Review Cyberpunk 2077 is a stunning achievement, if you can overlook the myriad of launch glitches, writes @AndyPlaytonic
— VGC (@VGC_News) December 7, 2020
Floating assets, T-posing, mechanics failing to properly react to a trigger, UI not properly functioning: think of how bad The Division was on release day, and multiply it by three.
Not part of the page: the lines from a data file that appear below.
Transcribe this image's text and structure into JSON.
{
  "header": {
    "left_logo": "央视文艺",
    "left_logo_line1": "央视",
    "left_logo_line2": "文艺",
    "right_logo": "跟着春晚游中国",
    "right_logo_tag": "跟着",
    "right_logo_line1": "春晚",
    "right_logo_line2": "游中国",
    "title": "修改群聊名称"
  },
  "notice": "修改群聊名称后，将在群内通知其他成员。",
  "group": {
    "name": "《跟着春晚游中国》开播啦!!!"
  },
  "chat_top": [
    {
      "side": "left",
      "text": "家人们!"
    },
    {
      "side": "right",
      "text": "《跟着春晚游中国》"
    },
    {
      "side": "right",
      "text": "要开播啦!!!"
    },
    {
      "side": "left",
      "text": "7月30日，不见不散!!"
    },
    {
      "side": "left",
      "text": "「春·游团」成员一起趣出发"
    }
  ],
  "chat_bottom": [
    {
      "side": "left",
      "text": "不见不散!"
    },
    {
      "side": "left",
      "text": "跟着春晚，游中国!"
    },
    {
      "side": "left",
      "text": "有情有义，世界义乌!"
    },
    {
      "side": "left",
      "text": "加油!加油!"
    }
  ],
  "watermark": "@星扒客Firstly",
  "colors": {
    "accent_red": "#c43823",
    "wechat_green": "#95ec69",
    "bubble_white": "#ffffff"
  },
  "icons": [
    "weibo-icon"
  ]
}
This is only on PC: consoles are theorized to be in a much worse state, at least concerning current-gen (being Xbox One and PlayStation 4) that is compounded by statements of the most recent delay being caused specifically by those platforms. We haven’t seen anything from what those platforms can offer with the meaty Cyberpunk 2077, and the title is causing meaty rigs to occasionally struggle with processing everything.
all the officially embargoed reviews of Cyberpunk 2077 you see out today are based on the PC release through GOG https://t.co/GxNKDb9rW0
— GenePu̶̗͇͆ń̵̲́͜k 2077 (@GenePark) December 7, 2020
With meaty PC rigs struggling, it’s also bringing some concerns regarding the performance of next-gen consoles as well, being the Xbox Series X and PlayStation 5; no review copies were offered for any of these four consoles, leaving the imagination to fill in the gaps between PC performance (and CD Projekt Red is typically thought of as a PC-first developer, at least empirically). SkillUp reported that zero console review codes were offered to any outlet.
Reviews should not be vehicles for rolling out more marketing material, so I'll put my review up when I'm able to show you the reality of the game with my own footage.
I'm also disappointed that no console review code was provided to any outlet…
— Skill Up (@SkillUpYT) December 7, 2020
It’s also worth noting that the review copies sent out by CD Projekt Red are using Denuvo Anti-Tamper to safeguard the title until release: this is an anti-piracy program that has readily drawn comparisons to worse performance, although that isn’t a universal metric by any means. Some outlets are currently refraining from discussing the reportedly struggling performance of the title specifically for this reason, although many have pushed forward regardless.
I do hope that the day one patch zaps a lot of them, because it's just too much to ignore as it stands. Never enough to stop me playing, mind, and when it is on song it can be spectacular.
— Tomagotchi (@TomHoggins) December 7, 2020
CDPR has made a statement regarding the bugs that are consistently referenced by multiple outlets, saying that the vast majority of these bugs have been squashed via a large patch recently that one developer claiming to be from CDPR stated wasn’t considered as the ‘day one patch’.
The Witcher 3 was a bit buggy at launch as well; this isn’t necessarily new territory that we’re treading here with CD Projekt Red, although perhaps a disappointing couple of reports that have come in early has a few more furrowed brows than CDPR would like. Some have stated that the project would have fared a bit better if they offered a few more delays, although one has to wonder if the fans could have stomached another delay.